Déterminé à « rechercher un dialogue honnête et fondé sur le respect mutuel », M. Obama rompt avec la politique de son prédécesseur George W. Bush en reconnaissant le régime islamique comme un interlocuteur possible pour le gouvernement américain, après trois décennies de conflit larvé. Le passif entre les deux pays reste lourd : ils n'ont plus de relations diplomatiques depuis 1980, l'intervention militaire est une option que les Américains se réservent pour empêcher l'Iran d'avoir l'arme nucléaire, et les intérêts américains et iraniens se sont heurtés frontalement ces dernières années au Proche-Orient ou au Conseil de sécurité des Nations unies.
En promettant une « diplomatie qui traite la totalité des problèmes », M. Obama tient l'une de ses grandes promesses, celle de donner sa chance au dialogue avec les adversaires des États-Unis, l'Iran au premier rang d'entre eux, et de rompre avec la diplomatie de George W. Bush, qui avait classé l'Iran parmi les pays de « l'axe du mal ». Le message de M. Obama, qui avait promis peu après son investiture de tendre la main si les dirigeants iraniens voulaient « desserrer le poing », fait écho à distance au message que lui avait adressé le président iranien Mahmoud Ahmadinejad après sa victoire à la présidentielle américaine en novembre. M. Ahmadinejad avait félicité M. Obama, mais lui avait demandé un changement radical de la politique américaine. L'équipe Obama cherchait depuis des mois une ouverture avec l'Iran.

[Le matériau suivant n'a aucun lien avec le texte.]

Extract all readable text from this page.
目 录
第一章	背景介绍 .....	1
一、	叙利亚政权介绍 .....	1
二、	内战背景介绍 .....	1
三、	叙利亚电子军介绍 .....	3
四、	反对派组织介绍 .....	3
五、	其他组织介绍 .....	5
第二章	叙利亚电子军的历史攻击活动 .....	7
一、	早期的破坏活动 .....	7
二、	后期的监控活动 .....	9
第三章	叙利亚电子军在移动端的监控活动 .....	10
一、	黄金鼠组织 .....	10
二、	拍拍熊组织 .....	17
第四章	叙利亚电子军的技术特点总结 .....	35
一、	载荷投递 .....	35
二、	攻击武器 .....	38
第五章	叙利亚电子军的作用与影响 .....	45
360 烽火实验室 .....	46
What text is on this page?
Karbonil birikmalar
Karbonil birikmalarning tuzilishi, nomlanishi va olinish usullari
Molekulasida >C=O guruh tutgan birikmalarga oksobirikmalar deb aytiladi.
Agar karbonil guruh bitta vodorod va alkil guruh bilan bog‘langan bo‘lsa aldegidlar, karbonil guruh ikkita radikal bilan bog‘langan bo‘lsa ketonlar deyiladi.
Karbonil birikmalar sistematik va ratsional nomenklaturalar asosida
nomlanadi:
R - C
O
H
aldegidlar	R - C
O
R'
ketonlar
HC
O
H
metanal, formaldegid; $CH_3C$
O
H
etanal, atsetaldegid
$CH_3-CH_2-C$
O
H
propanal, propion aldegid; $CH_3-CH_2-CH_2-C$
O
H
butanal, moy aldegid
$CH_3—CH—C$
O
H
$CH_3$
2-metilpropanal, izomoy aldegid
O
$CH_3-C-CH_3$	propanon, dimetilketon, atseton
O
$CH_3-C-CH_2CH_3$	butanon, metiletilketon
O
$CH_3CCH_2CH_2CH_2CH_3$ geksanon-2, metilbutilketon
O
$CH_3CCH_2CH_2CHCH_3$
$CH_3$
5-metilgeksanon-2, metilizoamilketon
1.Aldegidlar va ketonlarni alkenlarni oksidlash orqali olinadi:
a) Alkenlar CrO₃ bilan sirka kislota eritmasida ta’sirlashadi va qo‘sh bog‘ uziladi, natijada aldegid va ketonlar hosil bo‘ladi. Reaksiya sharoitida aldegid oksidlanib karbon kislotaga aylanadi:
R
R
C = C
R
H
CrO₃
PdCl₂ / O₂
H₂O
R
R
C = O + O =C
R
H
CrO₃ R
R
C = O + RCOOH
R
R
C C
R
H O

Elle a donc saisi l'occasion de Norouz, la grande fête annuelle et familiale en Iran.
Admettant les « graves divergences » qui « se sont amplifiées avec le temps » entre les deux pays, M. Obama affirme que « les États-Unis veulent que la République islamique d'Iran prenne la place qui lui revient dans la communauté des nations ». Mais « on ne peut obtenir cette place par la terreur ni par les armes, mais par les agissements pacifiques », prévient-il, en insistant sur le fait que « ce processus ne progressera pas par la menace ».
La réaction iranienne, très attendue, a été positive mais prudente. « Nous accueillons favorablement la volonté du président américain de mettre de côté les différences passées, mais le moyen d'y arriver n'est pas de demander à l'Iran d'oublier unilatéralement l'attitude agressive des États-Unis par le passé », a déclaré à l'AFP Ali Akbar Javanfekr, le conseiller de presse du président Mahmoud Ahmadinejad. En visite à Istanbul, le ministre iranien de l'Énergie, Parviz Fattah, a également jugé ce message « clairement positif », tout en soulignant qu'« en plus des paroles », l'Iran avait « besoin d'actes ».
La Russie a elle aussi « salué » l'initiative de Barack Obama, estimant que « le début d'un dialogue substantiel va faciliter la renaissance de la confiance (entre les deux pays) », selon le vice-ministre russe des Affaires étrangères Sergueï Riabkov.
Le diplomate en chef de l'Union européenne Javier Solana a de son côté espéré qu'un « nouveau chapitre » puisse s'ouvrir dans les relations avec l'Iran après le message envoyé par Barack Obama à Téhéran.
« Que le président américain veuille se réengager au service de la paix » en s'adressant au peuple iranien directement tout en mettant en garde le régime, « c'est que du positif », a pour sa part estimé le président français Nicolas Sarkozy.
Enfin, le président Shimon Peres a adressé à la radio ses vœux au peuple iranien, l'appelant à rompre avec la « politique anti-israélienne » de Téhéran.